Und andererseits führt die
Konfrontation mit der alten heidnischen Hoffnung auf eine Durchsetzung
der Natur gegen die Zivilisation (s.o.) zu folgender düsterer Bilanz:
Statt sich der Natur anzunähern, haben die uns bekannten Heidentümer
vor allem an der Herausarbeitung von mythologischen Scheinwelten gearbeitet,
in denen man sich beliebig bewegen kann, was immer auch mit dieser Welt
geschehen mag.
Ob ich nun an die Götter der
alten Germanen denke oder die Große Göttin feministischer Kulte
oder das Paar von Göttin und Gott - klar ist, daß es sich bei
all dem um sekundäre Widerspiegelungen innerhalb der Psyche handelt,
aber nicht um eine klare und offene Auseinandersetzung mit der Welt, die
uns umgibt. Glück haben wir noch, wenn die Gläubigen dieser Bilderwelten
zugestehen, daß es sich bei ihnen um Geschöpfe der Imagination
handelt. Aber meistens erwartet man von uns, daß wir diesen eine
imaginäre Überwelt bevölkernden Gestalten einen eigenständigen
Realitätscharakter zubilligen.
Das Paradox des Heidentums ist
es, einerseits eine Naturreligion sein zu wollen, und andererseits die
wirkliche Natur durch sie symbolisierende Bilder mythologisch zu verschlüsseln
und zu verschleiern, dem natürlichen Wahrnehmen und Erleben unerkennbar
zu machen.
Damit ist - bei wirklich ehrlicher
Überlegung - ein Traum aller heidnischen Menschen der letzten
dreihundert Jahre zerbrochen, die darauf ihre Hoffnung setzten, eine Alternative
zur christlichen Lebensverneinung und Jenseitsgläubigkeit zu erreichen.
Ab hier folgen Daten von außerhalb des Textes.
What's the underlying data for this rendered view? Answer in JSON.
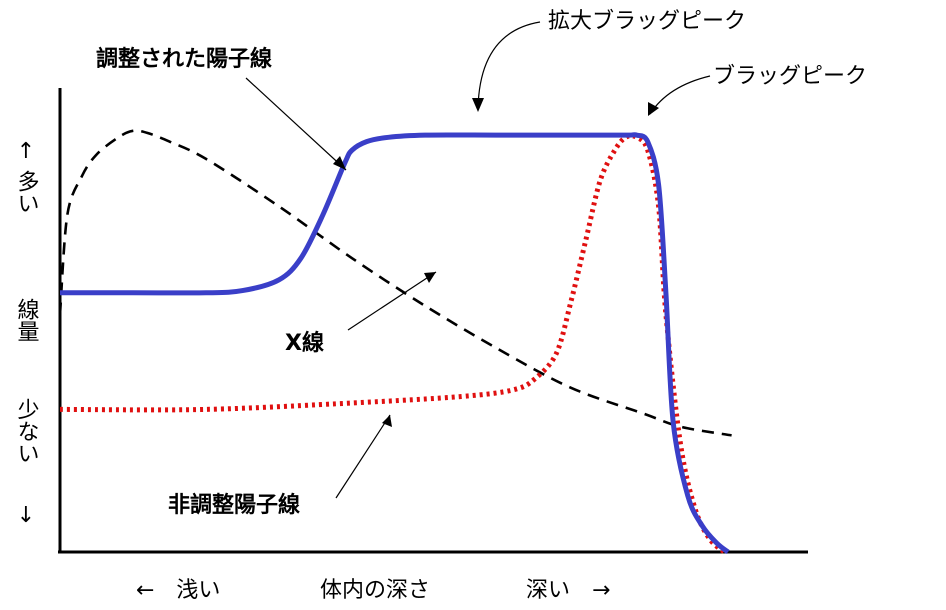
{
  "chart_data": {
    "type": "line",
    "title": "",
    "xlabel": "体内の深さ",
    "x_left_label": "←　浅い",
    "x_right_label": "深い　→",
    "ylabel": "線量",
    "y_top_label": "多い",
    "y_bottom_label": "少ない",
    "y_up_arrow": "↑",
    "y_down_arrow": "↓",
    "xlim": [
      0,
      100
    ],
    "ylim": [
      0,
      100
    ],
    "grid": false,
    "series": [
      {
        "name": "調整された陽子線",
        "style": "solid",
        "color": "#3a3fc8",
        "x": [
          0,
          10,
          20,
          25,
          30,
          33,
          36,
          39,
          40,
          42,
          45,
          50,
          60,
          70,
          75,
          78,
          79,
          80.5,
          82,
          83,
          84,
          86,
          88,
          90,
          91.5
        ],
        "y": [
          60,
          60,
          60,
          60.5,
          63,
          68,
          78,
          90,
          93,
          95,
          96,
          96.5,
          96.5,
          96.5,
          96.5,
          96.5,
          96.5,
          95,
          85,
          60,
          30,
          13,
          6,
          2,
          0
        ]
      },
      {
        "name": "非調整陽子線",
        "style": "dotted",
        "color": "#e01010",
        "x": [
          0,
          20,
          40,
          55,
          62,
          65,
          68,
          70,
          72,
          74,
          76,
          77.5,
          79,
          80.5,
          82,
          83,
          85,
          87,
          89,
          91
        ],
        "y": [
          33,
          33,
          34.5,
          36,
          37.5,
          40,
          46,
          58,
          72,
          86,
          93,
          96,
          96,
          93,
          80,
          55,
          25,
          10,
          3,
          0
        ]
      },
      {
        "name": "X線",
        "style": "dashed",
        "color": "#000000",
        "x": [
          0,
          1,
          3,
          5,
          8,
          10,
          12,
          15,
          20,
          30,
          40,
          50,
          60,
          70,
          80,
          85,
          92
        ],
        "y": [
          55,
          78,
          87,
          92,
          96,
          97.5,
          97,
          95,
          91,
          80,
          68,
          57,
          47,
          38,
          32,
          29,
          27
        ]
      }
    ],
    "annotations": [
      {
        "text": "調整された陽子線",
        "target_series": "調整された陽子線"
      },
      {
        "text": "X線",
        "target_series": "X線"
      },
      {
        "text": "非調整陽子線",
        "target_series": "非調整陽子線"
      },
      {
        "text": "拡大ブラッグピーク",
        "target_series": "調整された陽子線"
      },
      {
        "text": "ブラッグピーク",
        "target_series": "非調整陽子線"
      }
    ]
  }
}
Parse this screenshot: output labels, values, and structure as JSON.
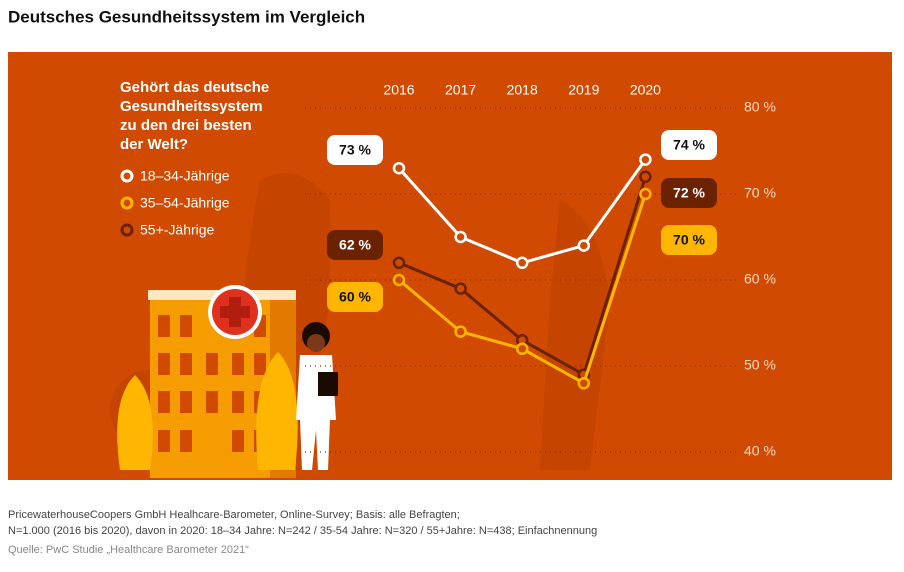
{
  "chart_data": {
    "type": "line",
    "title": "Deutsches Gesundheitssystem im Vergleich",
    "question": [
      "Gehört das deutsche",
      "Gesundheitssystem",
      "zu den drei besten",
      "der Welt?"
    ],
    "categories": [
      "2016",
      "2017",
      "2018",
      "2019",
      "2020"
    ],
    "series": [
      {
        "name": "18–34-Jährige",
        "color": "#ffffff",
        "values": [
          73,
          65,
          62,
          64,
          74
        ],
        "value_labels": [
          "73 %",
          null,
          null,
          null,
          "74 %"
        ]
      },
      {
        "name": "35–54-Jährige",
        "color": "#ffb600",
        "values": [
          60,
          54,
          52,
          48,
          70
        ],
        "value_labels": [
          "60 %",
          null,
          null,
          null,
          "70 %"
        ]
      },
      {
        "name": "55+-Jährige",
        "color": "#6b2200",
        "values": [
          62,
          59,
          53,
          49,
          72
        ],
        "value_labels": [
          "62 %",
          null,
          null,
          null,
          "72 %"
        ]
      }
    ],
    "ylim": [
      40,
      80
    ],
    "yticks": [
      {
        "value": 80,
        "label": "80 %"
      },
      {
        "value": 70,
        "label": "70 %"
      },
      {
        "value": 60,
        "label": "60 %"
      },
      {
        "value": 50,
        "label": "50 %"
      },
      {
        "value": 40,
        "label": "40 %"
      }
    ],
    "grid": true,
    "footnotes": [
      "PricewaterhouseCoopers GmbH Healhcare-Barometer, Online-Survey; Basis: alle Befragten;",
      "N=1.000 (2016 bis 2020), davon in 2020: 18–34 Jahre: N=242 / 35-54 Jahre: N=320 / 55+Jahre: N=438; Einfachnennung"
    ],
    "source": "Quelle: PwC Studie „Healthcare Barometer 2021“"
  }
}
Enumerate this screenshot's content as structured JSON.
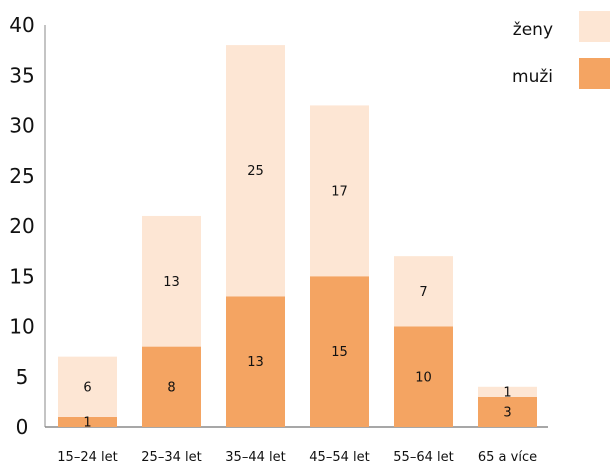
{
  "chart_data": {
    "type": "bar",
    "stacked": true,
    "categories": [
      "15–24 let",
      "25–34 let",
      "35–44 let",
      "45–54 let",
      "55–64 let",
      "65 a více"
    ],
    "series": [
      {
        "name": "muži",
        "values": [
          1,
          8,
          13,
          15,
          10,
          3
        ],
        "color": "#f4a462"
      },
      {
        "name": "ženy",
        "values": [
          6,
          13,
          25,
          17,
          7,
          1
        ],
        "color": "#fde6d4"
      }
    ],
    "ylim": [
      0,
      40
    ],
    "yticks": [
      "0",
      "5",
      "10",
      "15",
      "20",
      "25",
      "30",
      "35",
      "40"
    ],
    "legend_position": "top-right",
    "legend_order": [
      "ženy",
      "muži"
    ],
    "grid": false
  }
}
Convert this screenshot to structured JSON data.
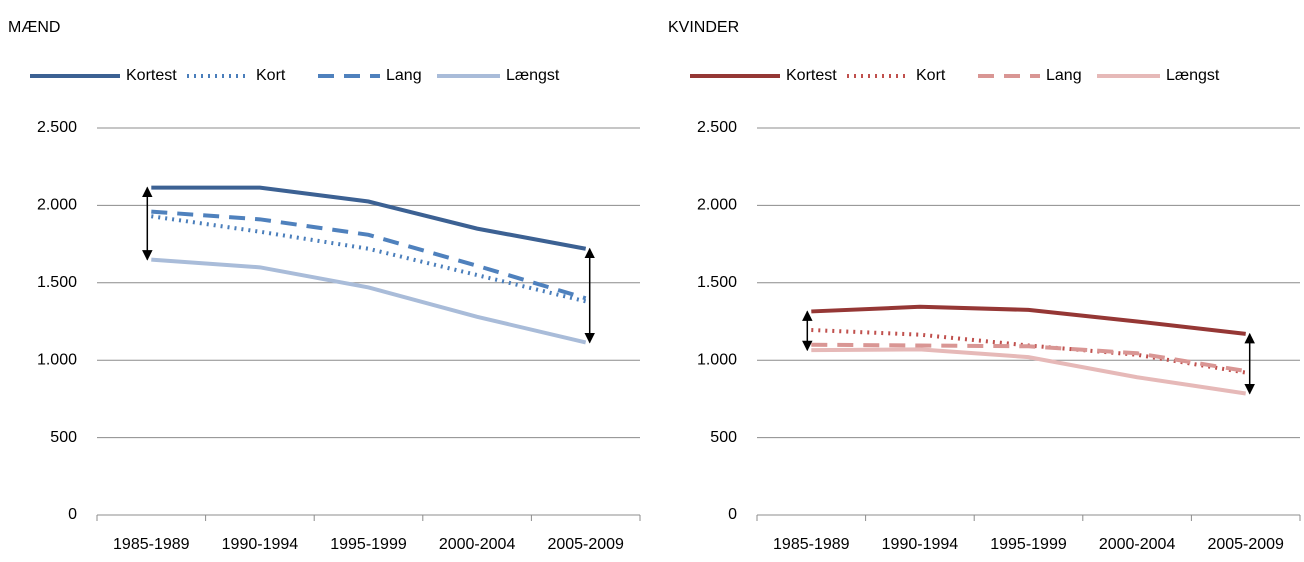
{
  "chart_data": [
    {
      "type": "line",
      "title": "MÆND",
      "categories": [
        "1985-1989",
        "1990-1994",
        "1995-1999",
        "2000-2004",
        "2005-2009"
      ],
      "series": [
        {
          "name": "Kortest",
          "color": "#3c6193",
          "style": "solid",
          "values": [
            2115,
            2115,
            2025,
            1850,
            1720
          ]
        },
        {
          "name": "Kort",
          "color": "#4a7ebb",
          "style": "dot",
          "values": [
            1930,
            1830,
            1720,
            1550,
            1380
          ]
        },
        {
          "name": "Lang",
          "color": "#4f81bd",
          "style": "dash",
          "values": [
            1960,
            1910,
            1810,
            1610,
            1400
          ]
        },
        {
          "name": "Længst",
          "color": "#a9bcd9",
          "style": "solid",
          "values": [
            1650,
            1600,
            1470,
            1280,
            1115
          ]
        }
      ],
      "ylim": [
        0,
        2500
      ],
      "yticks": [
        0,
        500,
        {
          "value": 1000,
          "label": "1.000"
        },
        {
          "value": 1500,
          "label": "1.500"
        },
        {
          "value": 2000,
          "label": "2.000"
        },
        {
          "value": 2500,
          "label": "2.500"
        }
      ],
      "grid": true,
      "legend": "top"
    },
    {
      "type": "line",
      "title": "KVINDER",
      "categories": [
        "1985-1989",
        "1990-1994",
        "1995-1999",
        "2000-2004",
        "2005-2009"
      ],
      "series": [
        {
          "name": "Kortest",
          "color": "#953735",
          "style": "solid",
          "values": [
            1315,
            1345,
            1325,
            1250,
            1170
          ]
        },
        {
          "name": "Kort",
          "color": "#c0504d",
          "style": "dot",
          "values": [
            1195,
            1165,
            1095,
            1035,
            920
          ]
        },
        {
          "name": "Lang",
          "color": "#d99694",
          "style": "dash",
          "values": [
            1100,
            1095,
            1090,
            1045,
            930
          ]
        },
        {
          "name": "Længst",
          "color": "#e6b9b8",
          "style": "solid",
          "values": [
            1065,
            1070,
            1020,
            890,
            785
          ]
        }
      ],
      "ylim": [
        0,
        2500
      ],
      "yticks": [
        0,
        500,
        {
          "value": 1000,
          "label": "1.000"
        },
        {
          "value": 1500,
          "label": "1.500"
        },
        {
          "value": 2000,
          "label": "2.000"
        },
        {
          "value": 2500,
          "label": "2.500"
        }
      ],
      "grid": true,
      "legend": "top"
    }
  ]
}
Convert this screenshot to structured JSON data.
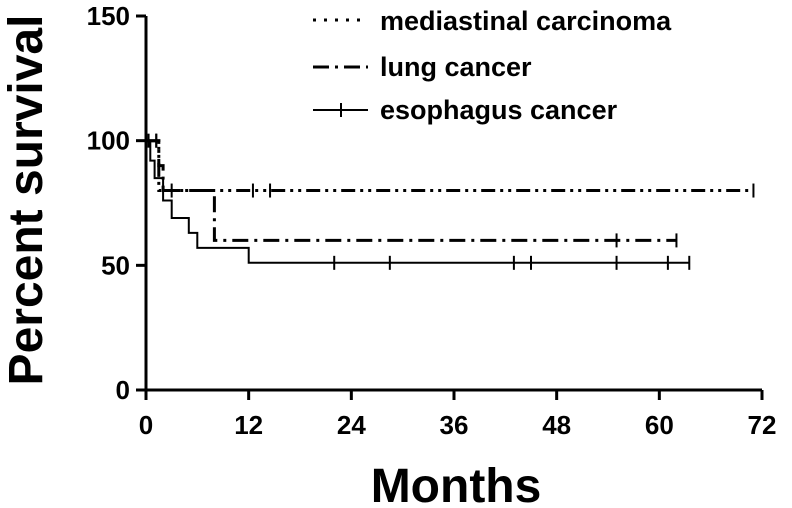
{
  "chart_data": {
    "type": "line",
    "title": "",
    "xlabel": "Months",
    "ylabel": "Percent survival",
    "xlim": [
      0,
      72
    ],
    "ylim": [
      0,
      150
    ],
    "xticks": [
      0,
      12,
      24,
      36,
      48,
      60,
      72
    ],
    "yticks": [
      0,
      50,
      100,
      150
    ],
    "grid": false,
    "legend_position": "top-right",
    "series": [
      {
        "name": "mediastinal carcinoma",
        "style": "dash-dot-dot",
        "steps": [
          [
            0,
            100
          ],
          [
            1.5,
            100
          ],
          [
            1.5,
            80
          ],
          [
            71,
            80
          ]
        ],
        "censored": [
          [
            1.2,
            100
          ],
          [
            3,
            80
          ],
          [
            12.5,
            80
          ],
          [
            14.5,
            80
          ],
          [
            71,
            80
          ]
        ]
      },
      {
        "name": "lung cancer",
        "style": "dash-dot",
        "steps": [
          [
            0,
            100
          ],
          [
            1.5,
            100
          ],
          [
            1.5,
            90
          ],
          [
            2,
            90
          ],
          [
            2,
            80
          ],
          [
            8,
            80
          ],
          [
            8,
            60
          ],
          [
            62,
            60
          ]
        ],
        "censored": [
          [
            1.2,
            100
          ],
          [
            55,
            60
          ],
          [
            62,
            60
          ]
        ]
      },
      {
        "name": "esophagus cancer",
        "style": "solid",
        "steps": [
          [
            0,
            100
          ],
          [
            0.5,
            100
          ],
          [
            0.5,
            92
          ],
          [
            1,
            92
          ],
          [
            1,
            85
          ],
          [
            2,
            85
          ],
          [
            2,
            76
          ],
          [
            3,
            76
          ],
          [
            3,
            69
          ],
          [
            5,
            69
          ],
          [
            5,
            63
          ],
          [
            6,
            63
          ],
          [
            6,
            57
          ],
          [
            12,
            57
          ],
          [
            12,
            51
          ],
          [
            63.5,
            51
          ]
        ],
        "censored": [
          [
            0.3,
            100
          ],
          [
            22,
            51
          ],
          [
            28.5,
            51
          ],
          [
            43,
            51
          ],
          [
            45,
            51
          ],
          [
            55,
            51
          ],
          [
            61,
            51
          ],
          [
            63.5,
            51
          ]
        ]
      }
    ]
  }
}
Denn der Hauptvorwurf gegenüber dem Christentum galt bisher stets
zu Recht, daß dieses seine Anhänger um die wirkliche Welt und
das wirkliche Leben betrüge, indem es sie auf eine unbegreifliche,
zukünftige und hinter den Dingen liegende Welt verweise.
Eine Hauptschuld für diese
untergründige Deformierung des Neuheidentums gerade zum Zeitpunkt
seiner Manifestation ist im Grunde die große Verbreitung des Okkultismus.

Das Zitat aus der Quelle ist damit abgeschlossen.